I did not know what to believe of his story, but knew just to listen.  I sensed that Mike was cloaked in a blanket of regret and deep sadness, but also repentance, and genuinely appreciated just being able to talk to someone else about his life and trajectory, someone who would listen, who perhaps could relate to his story.  I was there, could embrace the opportunity, and realized that age matters in this situation, for his admission of homicide would likely have scared off the younger campers.  

We parted the next morning, wishing each other a good journey.


Jason and Seth  

Bruce is not a person but a place - a small town north of Brookings, South Dakota - off route a mile where it was hoped, after a long morning ride from DeSmet, one could stop in any of three tavern/restaurant establishments indicated on Googlemaps for something cold to drink, a spot of lunch and the relief of shade.  

I rolled a back-road into town, and followed my instincts into the center of town - the wide main street area.  The first place I spotted was Jay Street Pub, in front of which a man with a long mane and a bandana cap was unlocking the door, his young son beside him after getting out of a golf cart.  I rolled up, thinking they might be customers, but with no beer or "open": signs on in the window.

"Is this place open?" I asked.

Expressionless, he replied "No, but you can come in."

With token resistance to validate both the sincerity and the security of the invitation, I sensed an opportunity of engagement and accepted. Built in 1910, the exterior was a bit run down, the interior dark but for the glow of a few backroom lights and the sign headers on the beer coolers behind the bar, revealing a gloomy, time-worn interior with a few tables and a pool table.  I took a seat at the corner of the bar, while thanking him for the opportunity to cool off in the welcome shade of a darkened bar.


Seth took a seat next to me while his father, Jason (as i will call him) tinkered a bit in the backroom. He offered and I accepted a Coke (full sugar!).  Eight years old, he was done with school for the year (third grade) but regretfully admitted the need for summer school as he did not do so well in homeschooling. His favorite class was "computers" and his worst "math".  We talked about school and home life until his Dad reappeared behind the bar.
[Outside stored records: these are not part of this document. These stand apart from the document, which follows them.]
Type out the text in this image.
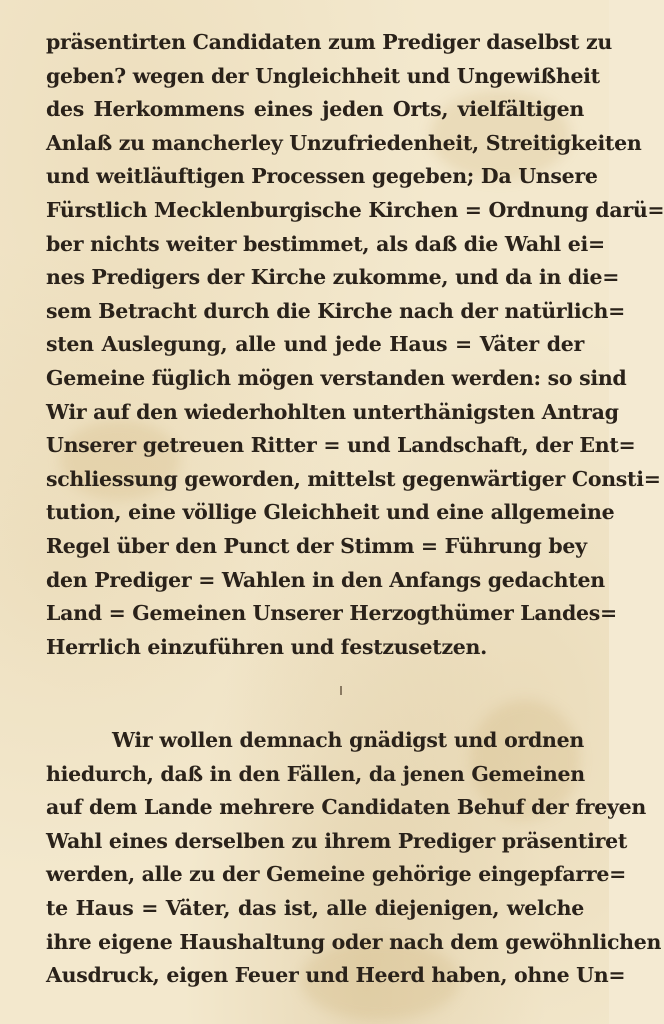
präsentirten Candidaten zum Prediger daselbst zu
geben? wegen der Ungleichheit und Ungewißheit
des Herkommens eines jeden Orts, vielfältigen
Anlaß zu mancherley Unzufriedenheit, Streitigkeiten
und weitläuftigen Processen gegeben; Da Unsere
Fürstlich Mecklenburgische Kirchen = Ordnung darü=
ber nichts weiter bestimmet, als daß die Wahl ei=
nes Predigers der Kirche zukomme, und da in die=
sem Betracht durch die Kirche nach der natürlich=
sten Auslegung, alle und jede Haus = Väter der
Gemeine füglich mögen verstanden werden: so sind
Wir auf den wiederhohlten unterthänigsten Antrag
Unserer getreuen Ritter = und Landschaft, der Ent=
schliessung geworden, mittelst gegenwärtiger Consti=
tution, eine völlige Gleichheit und eine allgemeine
Regel über den Punct der Stimm = Führung bey
den Prediger = Wahlen in den Anfangs gedachten
Land = Gemeinen Unserer Herzogthümer Landes=
Herrlich einzuführen und festzusetzen.
Wir wollen demnach gnädigst und ordnen
hiedurch, daß in den Fällen, da jenen Gemeinen
auf dem Lande mehrere Candidaten Behuf der freyen
Wahl eines derselben zu ihrem Prediger präsentiret
werden, alle zu der Gemeine gehörige eingepfarre=
te Haus = Väter, das ist, alle diejenigen, welche
ihre eigene Haushaltung oder nach dem gewöhnlichen
Ausdruck, eigen Feuer und Heerd haben, ohne Un=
Over my leftover pizza and the Coke, we chatted about the bar business in tiny Bruce, South Dakota, and how he came to acquire it.  Jason was careful not to slam the competition, but over the course of 30 minutes recited the intrigue of a new bar competitor and restaurant in town, and how it came to be out of business so quickly. With all the drama of a high flying merger and acquisition story, an offer from the competition to join up (declined) and his collective wisdom of 10 years owning the business after a layoff from a solid career in wind turbine maintenance, Jason was cool, almost complacent about his circumstances and the bar.  He identifies the need to make physical improvements,  but held off with strategic caution due to the downturn from COVID.  

He owns the bar free and clear, bought it well, is profitable and proud.  This could have been  a lesson for any business management student - it had all the ingredients.

His vision for the future: for his two kids to be able to work here as he watched Seth deftly serve another Coke and fill my water bottles with ice, and for the business to be able to have another employee/manager to allow him to move back into another job.  He tells this with a fatherly gleam in his eye for Seth.

Time to go.  "How much for the Coke?"

"Two dollars."

I handed Seth $10 while telling Jason "$2 for the Coke, and $8 to Seth for doing all the work!"  

That was $10 well spent - the advantages of a solo journey, revealed in the cool shade of a darkened bar, a guest of the proud Owner.